A virada de chave está prevista para 2026, quando uma Medida Provisória (MP) deverá isentar de tributos federais os produtos do setor de processamento de dados. A medida beneficia diretamente as GPUs (unidades de processamento gráfico) e os chips avançados da Nvidia, produtos que hoje correspondem a 90% das vendas da gigante tecnológica. Para que o planejamento se concretize, a aprovação do Congresso precisa ocorrer até 2 de janeiro.
No cenário internacional, a empresa diversifica suas parcerias para mitigar os efeitos do veto comercial dos Estados Unidos à China. O CEO Jensen Huang tem liderado essa expansão, firmando acordos na Alemanha, no Reino Unido e uma parceria estratégica com a Nokia, na Finlândia. O Brasil surge como prioridade nesse xadrez global, com a equipe local já mobilizada para atender à futura demanda.
Resultados Financeiros e Movimentação dos Hyperscalers
O último balanço financeiro da Nvidia demonstrou a força da companhia, com uma estimativa de faturamento próxima a US$ 65 bilhões (R$ 346,7 bilhões) para o trimestre que encerra em janeiro. O montante supera em US$ 3 bilhões as previsões dos analistas de mercado.
Os maiores clientes da empresa são os chamados hyperscalers — provedores de nuvem pública como Amazon, Microsoft, Google e Huawei. O interesse também é massivo por parte de líderes em inteligência artificial, como a Meta e a OpenAI.

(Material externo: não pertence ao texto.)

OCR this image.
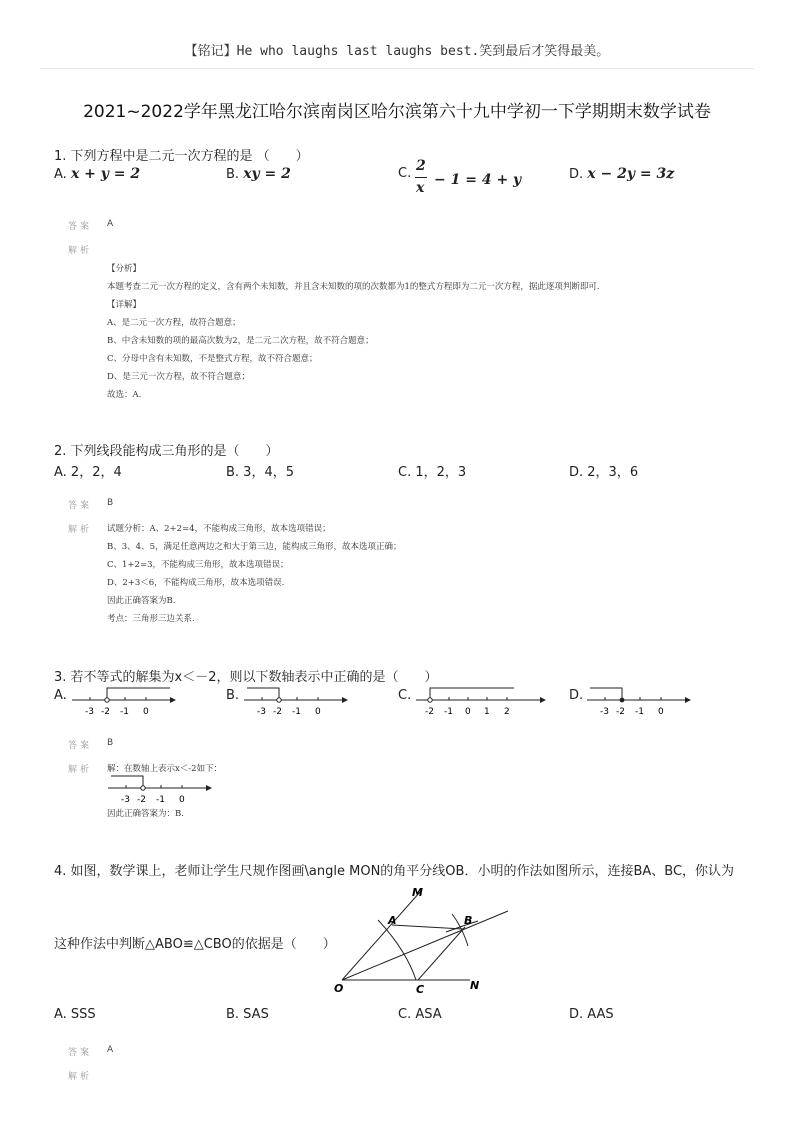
【铭记】He who laughs last laughs best.笑到最后才笑得最美。
2021~2022学年黑龙江哈尔滨南岗区哈尔滨第六十九中学初一下学期期末数学试卷
1. 下列方程中是二元一次方程的是 （　　）
A. x + y = 2	B. xy = 2	C. 2
x − 1 = 4 + y	D. x − 2y = 3z
答案 A
解析
【分析】
本题考查二元一次方程的定义，含有两个未知数，并且含未知数的项的次数都为1的整式方程即为二元一次方程，据此逐项判断即可.
【详解】
A、是二元一次方程，故符合题意；
B、中含未知数的项的最高次数为2，是二元二次方程，故不符合题意；
C、分母中含有未知数，不是整式方程，故不符合题意；
D、是三元一次方程，故不符合题意；
故选：A.
2. 下列线段能构成三角形的是（　　）
A. 2，2，4	B. 3，4，5	C. 1，2，3	D. 2，3，6
答案 B
解析 试题分析：A、2+2=4，不能构成三角形，故本选项错误；
B、3、4、5，满足任意两边之和大于第三边，能构成三角形，故本选项正确；
C、1+2=3，不能构成三角形，故本选项错误；
D、2+3＜6，不能构成三角形，故本选项错误.
因此正确答案为B.
考点：三角形三边关系.
3. 若不等式的解集为x＜－2，则以下数轴表示中正确的是（　　）
A.
-3 -2 -1 0
B.
-3 -2 -1 0
C.
-2 -1 0 1 2
D.
-3 -2 -1 0
答案 B
解析 解：在数轴上表示x＜-2如下：
-3 -2 -1 0
因此正确答案为：B.
4. 如图，数学课上，老师让学生尺规作图画\angle MON的角平分线OB．小明的作法如图所示，连接BA、BC，你认为
这种作法中判断△ABO≌△CBO的依据是（　　）
M
A	B
O	C	N
A. SSS	B. SAS	C. ASA	D. AAS
答案 A
解析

Aguiar destaca que a saturação da capacidade elétrica nos Estados Unidos tem forçado essas empresas a buscarem alternativas na América Latina. O México saiu na frente devido à proximidade geográfica e acordos comerciais, mas o executivo vê o Brasil como um destino inevitável:
“O país possui toda a infraestrutura necessária, incluindo energia limpa e acessível, além de conexões com outras partes do mundo. Contudo, os altos custos tributários têm sido um grande impedimento para atrair investimentos locais.”
Inteligência Artificial e Novos Mercados
Apesar do anúncio de US$ 25 bilhões em investimentos da OpenAI na Argentina, a Nvidia informou que a operação ainda não resultou na compra de suas GPUs na região, uma vez que a parceira local, Sur Energy, ainda não estabeleceu conexão direta com a fornecedora de chips.
A tecnologia da empresa é o motor por trás da revolução da IA Generativa. O ChatGPT, por exemplo, utilizou 25 mil GPUs operando por cinco meses para o treinamento do GPT-4. Visando democratizar o acesso, a companhia prepara o lançamento do DGX Spark, posicionado como o “menor supercomputador de IA do mundo”.
Aguiar alerta para uma visão equivocada do mercado sobre os custos de entrada na IA:
“É possível iniciar com um sistema básico em torno de R$ 40 mil, ao invés da ideia errônea de que seriam necessárias 10 mil GPUs.”
Além dos data centers, a divisão automotiva e de robótica desponta como a nova fronteira de crescimento, tendo registrado alta de 32% no último ano fiscal e gerando quase US$ 2 bilhões anualmente.